The reasons for the development of Music for Hope’s aims and the continued need for the project have to do with the ongoing social conflict in El Salvador. The extreme social marginalisation of a significant proportion of the population (especially in the Bajo Lempa region) which was one of the key factors that led to the civil war, still hasn’t properly been addressed (if at all). But that fundamental issue has been made exponentially worse by the gang violence that’s become so endemic throughout the Central American region.
This is the contemporary context in which Music for Hope now operates, so its primary purpose has shifted from that of helping young people overcome the trauma of violence and dislocation – which was its original aim – to that of providing a safe, neutral space in the communities for children and young people to spend time together, learn new skills (through music), and draw them away from the culture of violence that’s so prominent in the region. If they’re involved in the music project, they won’t be involved in the gangs, and this considerably lessens the danger that they’ll be targeted by gang members themselves or by death squads.

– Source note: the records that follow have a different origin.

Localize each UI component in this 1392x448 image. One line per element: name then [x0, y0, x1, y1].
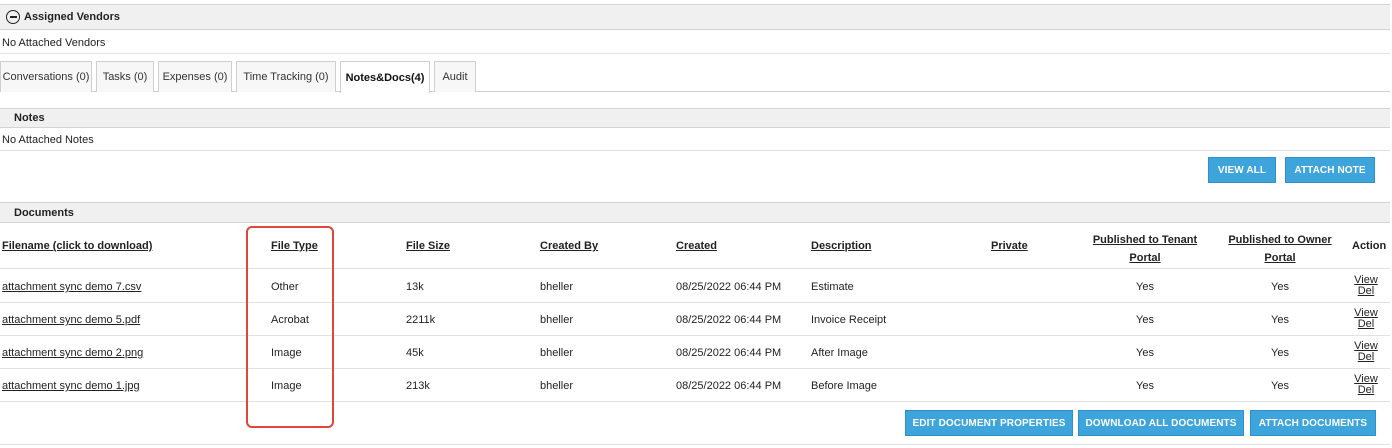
action-links: View Del: [1352, 275, 1380, 297]
column-header-created-by[interactable]: Created By: [540, 240, 598, 252]
column-header-action: Action: [1352, 240, 1387, 252]
attach-documents-button[interactable]: ATTACH DOCUMENTS: [1250, 410, 1376, 436]
tab-conversations[interactable]: Conversations (0): [0, 61, 92, 92]
column-header-owner-portal[interactable]: Published to Owner Portal: [1222, 231, 1338, 267]
no-notes-text: No Attached Notes: [2, 134, 94, 146]
tenant-portal-cell: Yes: [1136, 314, 1154, 326]
owner-portal-cell: Yes: [1271, 281, 1289, 293]
divider: [0, 444, 1390, 445]
created-by-cell: bheller: [540, 347, 574, 359]
row-divider: [0, 268, 1390, 269]
description-cell: Estimate: [811, 281, 854, 293]
description-cell: After Image: [811, 347, 868, 359]
row-divider: [0, 401, 1390, 402]
column-header-tenant-portal[interactable]: Published to Tenant Portal: [1085, 231, 1205, 267]
tab-time-tracking[interactable]: Time Tracking (0): [236, 61, 336, 92]
row-divider: [0, 335, 1390, 336]
action-links: View Del: [1352, 308, 1380, 330]
row-divider: [0, 302, 1390, 303]
tab-tasks[interactable]: Tasks (0): [96, 61, 154, 92]
owner-portal-cell: Yes: [1271, 314, 1289, 326]
filename-link[interactable]: attachment sync demo 5.pdf: [2, 314, 140, 326]
owner-portal-line1: Published to Owner: [1228, 234, 1332, 246]
file-size-cell: 2211k: [406, 314, 436, 326]
tab-audit[interactable]: Audit: [434, 61, 476, 92]
view-all-button[interactable]: VIEW ALL: [1208, 157, 1276, 183]
column-header-description[interactable]: Description: [811, 240, 872, 252]
created-cell: 08/25/2022 06:44 PM: [676, 281, 782, 293]
notes-title: Notes: [14, 112, 45, 124]
filename-link[interactable]: attachment sync demo 1.jpg: [2, 380, 140, 392]
created-cell: 08/25/2022 06:44 PM: [676, 347, 782, 359]
owner-portal-cell: Yes: [1271, 380, 1289, 392]
notes-header: Notes: [0, 108, 1390, 128]
delete-link[interactable]: Del: [1352, 286, 1380, 297]
created-cell: 08/25/2022 06:44 PM: [676, 314, 782, 326]
delete-link[interactable]: Del: [1352, 319, 1380, 330]
divider: [0, 150, 1390, 151]
owner-portal-line2: Portal: [1264, 252, 1296, 264]
file-size-cell: 45k: [406, 347, 424, 359]
created-by-cell: bheller: [540, 281, 574, 293]
filename-link[interactable]: attachment sync demo 2.png: [2, 347, 143, 359]
documents-title: Documents: [14, 206, 74, 219]
created-by-cell: bheller: [540, 314, 574, 326]
action-links: View Del: [1352, 341, 1380, 363]
delete-link[interactable]: Del: [1352, 352, 1380, 363]
divider: [0, 53, 1390, 54]
column-header-private[interactable]: Private: [991, 240, 1028, 252]
no-vendors-text: No Attached Vendors: [2, 37, 106, 49]
file-type-highlight-box: [246, 226, 334, 428]
filename-link[interactable]: attachment sync demo 7.csv: [2, 281, 141, 293]
created-cell: 08/25/2022 06:44 PM: [676, 380, 782, 392]
assigned-vendors-header[interactable]: Assigned Vendors: [0, 4, 1390, 30]
column-header-created[interactable]: Created: [676, 240, 717, 252]
tenant-portal-line1: Published to Tenant: [1092, 234, 1198, 246]
action-links: View Del: [1352, 374, 1380, 396]
tenant-portal-line2: Portal: [1129, 252, 1161, 264]
file-size-cell: 213k: [406, 380, 430, 392]
description-cell: Invoice Receipt: [811, 314, 887, 326]
download-all-documents-button[interactable]: DOWNLOAD ALL DOCUMENTS: [1078, 410, 1244, 436]
description-cell: Before Image: [811, 380, 878, 392]
assigned-vendors-title: Assigned Vendors: [24, 11, 120, 23]
tab-expenses[interactable]: Expenses (0): [158, 61, 232, 92]
file-size-cell: 13k: [406, 281, 424, 293]
created-by-cell: bheller: [540, 380, 574, 392]
tenant-portal-cell: Yes: [1136, 380, 1154, 392]
tenant-portal-cell: Yes: [1136, 347, 1154, 359]
owner-portal-cell: Yes: [1271, 347, 1289, 359]
delete-link[interactable]: Del: [1352, 385, 1380, 396]
tab-notes-docs[interactable]: Notes&Docs(4): [340, 61, 430, 93]
row-divider: [0, 368, 1390, 369]
column-header-file-size[interactable]: File Size: [406, 240, 450, 252]
tenant-portal-cell: Yes: [1136, 281, 1154, 293]
tab-bar: Conversations (0) Tasks (0) Expenses (0)…: [0, 61, 1390, 93]
edit-document-properties-button[interactable]: EDIT DOCUMENT PROPERTIES: [905, 410, 1073, 436]
attach-note-button[interactable]: ATTACH NOTE: [1285, 157, 1375, 183]
collapse-minus-icon[interactable]: [6, 10, 20, 24]
column-header-filename[interactable]: Filename (click to download): [2, 240, 152, 252]
documents-header: Documents: [0, 202, 1390, 223]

The discipline of learning music, meanwhile, transfers onto broader aspects of their lives, and that’s true on both individual and communal levels. It teaches them perseverance (through practice), responsibility and respect for each other (attending classes on time, following instructions from the teacher and behaving in a way that’s conducive to learning), and leadership (passing on what they’ve learned to younger participants—effectively teaching—and being examples to follow in terms of the other skills that are intrinsic to the project).
At the communal level, these children and young people come together (in music groups and choirs) and learn to socialise in a healthy and safe environment. The discipline and leadership that they learn through music feeds into wider community activities, and many become active in youth groups and later, community leadership. The music teachers and the project foster what’s effectively a non-violent counterculture to the endemic culture of violence that’s so prevalent in the region.

As they progress, the young musicians are encouraged to participate in groups and form bands who, as they practice, form close friendships with each other and learn to support each other. The pedagogical goal (musically speaking) is to facilitate and support their formation so they can perform publicly for community, regional and even national events.

But there’s an outcome of the project that’s much further-reaching than this, and it’s the civic formation of young people in a culture that holds non-violence as a core-principle. The four music teachers for Music for Hope (who are local and themselves were trained by the project in its early years) don’t just teach classes and coach bands, but they also take on mentoring and even parental roles for the youngsters who participate in the project; they facilitate other non-musical activities that help nurture a sense of companionship as well as civic duty.
The games they play and activities they carry out strengthen the social bonds that are already forming as a result of the music practices, and the result is better music but also stronger cohesion, confidence, and ultimately, more stable lives for the boys, girls and young women and men who participate in the project.

There are currently four music teachers and one psychologist. Between them they cover approximately 12 different communities and teach approximately 150-250 youths a year (numbers vary from year to year depending on migration patterns and also the security situation which can affect whether these children and young people can travel between communities to go to music practice). The Salvadoran team is closely supported by a small team of volunteers in the UK and the solidarity that comes from donors in the UK, Catalunya and the wider world.